Editorial: We mourn with those who mourn

Last week, 147 Kenyan women and men, most of them students, were slaughtered in the dormitory of their college. At our own college, we should be reeling. We should be devastated.

So often, the tragedies in the world seem vague and hard to grasp. But we can imagine this, being woken in our dorm rooms in the night. The confusion. The terror.

The truth is that these students were our demographic. Like us, they must have been thinking about homework assignments, career paths, friends, how to best serve God in this broken world. All of that, in a night of senseless brutality — over.

Online and in the media, it seems the story is already over too. In fact, many students that we talked to on our campus were unaware that it had even happened.

This has caused us at Chimes to talk about the messages media sends when deciding which stories to cover, as well as the messages we send when deciding which stories to read and to share.

So often, we feel, these messages say that we value some lives more than others.

Why is it that when a beloved celebrity dies, tributes and biographies flood the internet for months, while a tragedy of this proportion is met with comparative silence? Why aren’t we more vocal about this? Why aren’t we outraged?

Not all media has been silent. Notably, the Twitter hashtag #147NotJustANumber has taken up the cause of humanizing the deaths. Using the hashtag, family and friends share names, faces, facts.

More than a string of statistics or a recent hit in a line of terrorist activity, this was Purity Kawira. Branton Wakhungu. Fredrick Okoth. Agnes Mwendi. And dozens more names that have been identified.

The mainstream media, however, has been remiss in this regard. Perhaps it is because we, as their audience, have not demanded it.

Perhaps it is our job as readers to demand the coverage of any loss of life. If taken seriously, we could go so far as to demand the story of every single death — 147 stories for 147 students. Hearing each story would force us to face the enormity of this loss. It would remind the world that every life matters.

But maybe this isn’t realistic. If we took the time to acknowledge every death in the world, every Syrian child caught in the crosshairs, every Honduran teen shot in a border crossing, every North Korean prisoner, the reality of our world is that our journalists would have time to report nothing else.

Our coverage cannot be comprehensive, but it should at least be representative.

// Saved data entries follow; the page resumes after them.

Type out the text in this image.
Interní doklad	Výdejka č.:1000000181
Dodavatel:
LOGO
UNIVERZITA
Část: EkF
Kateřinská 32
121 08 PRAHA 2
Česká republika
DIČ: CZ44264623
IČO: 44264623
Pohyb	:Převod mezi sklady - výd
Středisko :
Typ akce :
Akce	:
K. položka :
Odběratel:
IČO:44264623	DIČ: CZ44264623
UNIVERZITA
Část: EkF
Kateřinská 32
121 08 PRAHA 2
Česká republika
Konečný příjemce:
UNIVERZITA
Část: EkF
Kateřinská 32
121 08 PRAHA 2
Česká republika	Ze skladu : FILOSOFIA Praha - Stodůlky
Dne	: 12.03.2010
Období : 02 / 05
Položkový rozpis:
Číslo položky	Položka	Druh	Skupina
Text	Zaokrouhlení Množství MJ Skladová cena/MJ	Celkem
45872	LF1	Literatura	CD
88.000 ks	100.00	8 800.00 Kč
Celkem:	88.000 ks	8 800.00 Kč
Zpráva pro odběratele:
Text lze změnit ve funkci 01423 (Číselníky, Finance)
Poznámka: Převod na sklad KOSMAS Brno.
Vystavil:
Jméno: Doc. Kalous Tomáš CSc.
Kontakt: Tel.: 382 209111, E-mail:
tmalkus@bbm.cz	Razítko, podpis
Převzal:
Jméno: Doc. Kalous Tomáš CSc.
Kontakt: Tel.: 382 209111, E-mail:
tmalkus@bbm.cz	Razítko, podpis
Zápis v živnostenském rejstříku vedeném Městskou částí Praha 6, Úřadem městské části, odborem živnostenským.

We may not be able to share every story, but we can at least listen to those have experienced loss, and use our voice to share the resulting outrage in the world.

We can draw attention to this at least in our community. We can at least provide the opportunity for others to think about this and to care.

In a world where every time we turn on the radio or open up the news, another tragedy is demanding attention, we remember the hope that our Kenyan brothers and sisters shared — that someday our world will be remade with peace and justice as its cornerstones.

Until then, we do what we can — mourn with those who mourn, remember those who were lost, pray for our broken world, and fight the discrimination and persecution within it.

Correction: This article originally stated that Garissa University, the college where the shootings took place, was a Christian college. While the students who were murdered were held hostage and shot because they were Christians, the university is not, itself, Christian.